With the MISOCP, we can find an optimally compact Black-majority district for Alabama. Or, we can find an optimally compact Black-majority “double district” by doubling the population bounds L and U, under the hypothesis that it could subsequently be split into two Black-majority districts. With a handful of other logical constraints (e.g., to promote county preservation), we arrive at the double district depicted in Figure 3. Interestingly, it largely follows the Black-majority districts 2 and 7 from Duchin’s Plan D. One difference is that Duchin’s plan better preserves the state’s Black Belt, an important community of interest, by including Barbour and Russell Counties.

We can extend the approach to draw districting plans with a desired number of majority-minority districts [4]. Ultimately, we find an alternative to Duchin’s Plan D that also splits counties a total of six times, but has an average Polsby-Popper score of 0.3068, a 40% improvement over the enacted plan and a 22% improvement over Duchin’s Plan D. This is not to say that it is better, but does demonstrate that it is compatible with traditional districting principles for Alabama to draw two Black-majority districts.

What This Means for the Future

In Allen v.
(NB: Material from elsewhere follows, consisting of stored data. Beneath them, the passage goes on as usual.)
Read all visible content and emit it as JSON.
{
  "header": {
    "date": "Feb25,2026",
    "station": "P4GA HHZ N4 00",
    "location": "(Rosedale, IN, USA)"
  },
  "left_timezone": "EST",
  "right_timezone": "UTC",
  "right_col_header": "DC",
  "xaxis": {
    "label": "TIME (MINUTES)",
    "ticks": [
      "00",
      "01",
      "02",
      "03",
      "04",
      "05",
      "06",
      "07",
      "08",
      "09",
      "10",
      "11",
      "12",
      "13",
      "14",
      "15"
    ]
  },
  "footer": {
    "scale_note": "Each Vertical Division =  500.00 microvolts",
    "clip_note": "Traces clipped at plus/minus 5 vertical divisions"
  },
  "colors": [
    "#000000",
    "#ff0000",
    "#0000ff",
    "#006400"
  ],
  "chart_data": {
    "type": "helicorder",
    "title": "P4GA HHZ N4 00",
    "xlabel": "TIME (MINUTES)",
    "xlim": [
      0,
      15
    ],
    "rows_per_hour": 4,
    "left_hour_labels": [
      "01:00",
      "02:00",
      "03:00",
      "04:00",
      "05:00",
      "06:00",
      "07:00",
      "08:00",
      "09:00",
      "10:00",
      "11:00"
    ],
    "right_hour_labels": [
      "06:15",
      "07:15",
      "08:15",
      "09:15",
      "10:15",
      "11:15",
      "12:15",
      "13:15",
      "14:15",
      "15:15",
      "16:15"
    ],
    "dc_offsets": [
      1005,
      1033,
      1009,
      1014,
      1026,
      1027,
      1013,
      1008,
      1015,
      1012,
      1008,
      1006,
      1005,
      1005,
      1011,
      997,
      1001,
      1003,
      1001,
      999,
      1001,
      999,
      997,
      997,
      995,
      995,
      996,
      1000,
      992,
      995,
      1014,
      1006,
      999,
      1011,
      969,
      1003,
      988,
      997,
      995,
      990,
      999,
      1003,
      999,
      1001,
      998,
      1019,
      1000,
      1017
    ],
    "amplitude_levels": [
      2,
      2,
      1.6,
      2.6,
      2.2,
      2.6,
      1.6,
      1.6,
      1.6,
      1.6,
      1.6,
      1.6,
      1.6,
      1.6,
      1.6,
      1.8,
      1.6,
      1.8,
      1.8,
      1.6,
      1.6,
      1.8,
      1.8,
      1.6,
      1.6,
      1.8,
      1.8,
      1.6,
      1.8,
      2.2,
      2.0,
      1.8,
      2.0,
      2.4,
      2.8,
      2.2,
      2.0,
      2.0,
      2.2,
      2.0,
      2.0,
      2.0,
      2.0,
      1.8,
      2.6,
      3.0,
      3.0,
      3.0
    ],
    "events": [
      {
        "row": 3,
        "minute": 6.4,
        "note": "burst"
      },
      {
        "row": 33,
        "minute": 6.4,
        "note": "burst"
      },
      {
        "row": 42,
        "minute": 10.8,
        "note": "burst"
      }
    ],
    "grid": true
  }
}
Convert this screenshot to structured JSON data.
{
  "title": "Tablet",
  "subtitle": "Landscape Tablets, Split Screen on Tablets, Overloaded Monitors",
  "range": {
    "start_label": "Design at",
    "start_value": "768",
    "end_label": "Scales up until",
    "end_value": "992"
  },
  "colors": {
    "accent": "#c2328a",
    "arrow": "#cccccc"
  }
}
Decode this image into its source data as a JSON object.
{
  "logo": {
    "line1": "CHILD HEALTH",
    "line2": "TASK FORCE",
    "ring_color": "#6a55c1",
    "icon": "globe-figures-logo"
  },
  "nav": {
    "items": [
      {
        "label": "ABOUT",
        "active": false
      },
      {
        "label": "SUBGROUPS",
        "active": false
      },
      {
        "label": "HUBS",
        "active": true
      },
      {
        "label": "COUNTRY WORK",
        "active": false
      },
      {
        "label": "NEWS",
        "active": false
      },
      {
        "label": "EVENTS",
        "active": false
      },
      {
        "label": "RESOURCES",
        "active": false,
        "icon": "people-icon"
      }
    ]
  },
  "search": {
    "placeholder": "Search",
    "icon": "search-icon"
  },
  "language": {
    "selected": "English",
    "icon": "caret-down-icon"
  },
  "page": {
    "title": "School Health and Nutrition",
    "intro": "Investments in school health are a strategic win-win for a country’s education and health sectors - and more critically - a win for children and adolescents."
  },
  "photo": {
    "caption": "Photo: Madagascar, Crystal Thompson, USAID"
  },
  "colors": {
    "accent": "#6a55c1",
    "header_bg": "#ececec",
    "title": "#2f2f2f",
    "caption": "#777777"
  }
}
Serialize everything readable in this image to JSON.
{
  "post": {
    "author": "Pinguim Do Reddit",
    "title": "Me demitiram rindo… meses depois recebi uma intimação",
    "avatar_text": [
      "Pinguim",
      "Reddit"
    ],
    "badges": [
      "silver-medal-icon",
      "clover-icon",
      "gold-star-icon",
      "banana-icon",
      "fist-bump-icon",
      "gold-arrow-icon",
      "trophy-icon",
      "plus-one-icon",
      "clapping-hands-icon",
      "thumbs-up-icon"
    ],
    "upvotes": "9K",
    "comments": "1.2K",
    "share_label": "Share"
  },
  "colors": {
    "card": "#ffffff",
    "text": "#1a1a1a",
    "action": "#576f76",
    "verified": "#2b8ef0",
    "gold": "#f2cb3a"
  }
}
Milligan, the Supreme Court affirmed the Gingles framework and greenlit the use of computer optimization methods to draw demonstration districts. Several other VRA cases are currently pending across the country, e.g., challenging congressional districts in Georgia and Louisiana and state legislative districts in Michigan and Washington. Heuristic optimization techniques (in the form of randomized MCMC algorithms) have been used in several of them to satisfy the first Gingles precondition. Circumstances may arise in which these heuristics fail to find a reasonably configured set of demonstration districts. Will this be because none exist, or because the heuristic was unlucky? We envision mathematical optimization techniques being used to definitively answer these questions and shed light on the tradeoffs between districting criteria.

References

1. https://www.supremecourt.gov/opinions/22pdf/21-1086_1co6.pdf
2. https://www.supremecourt.gov/DocketPDF/21/21-1086/221826/20220425150822178_42140%20pdf%20Bowdre%20IV%20Volume%202.pdf
3. https://www.supremecourt.gov/DocketPDF/21/21-1086/221826/20220425150837756_42140%20pdf%20Bowdre%20IV%20Supplemental%20JA.pdf
4. https://optimization-online.org/2023/05/political-districting-to-optimize-the-polsby-popper-compactness-score/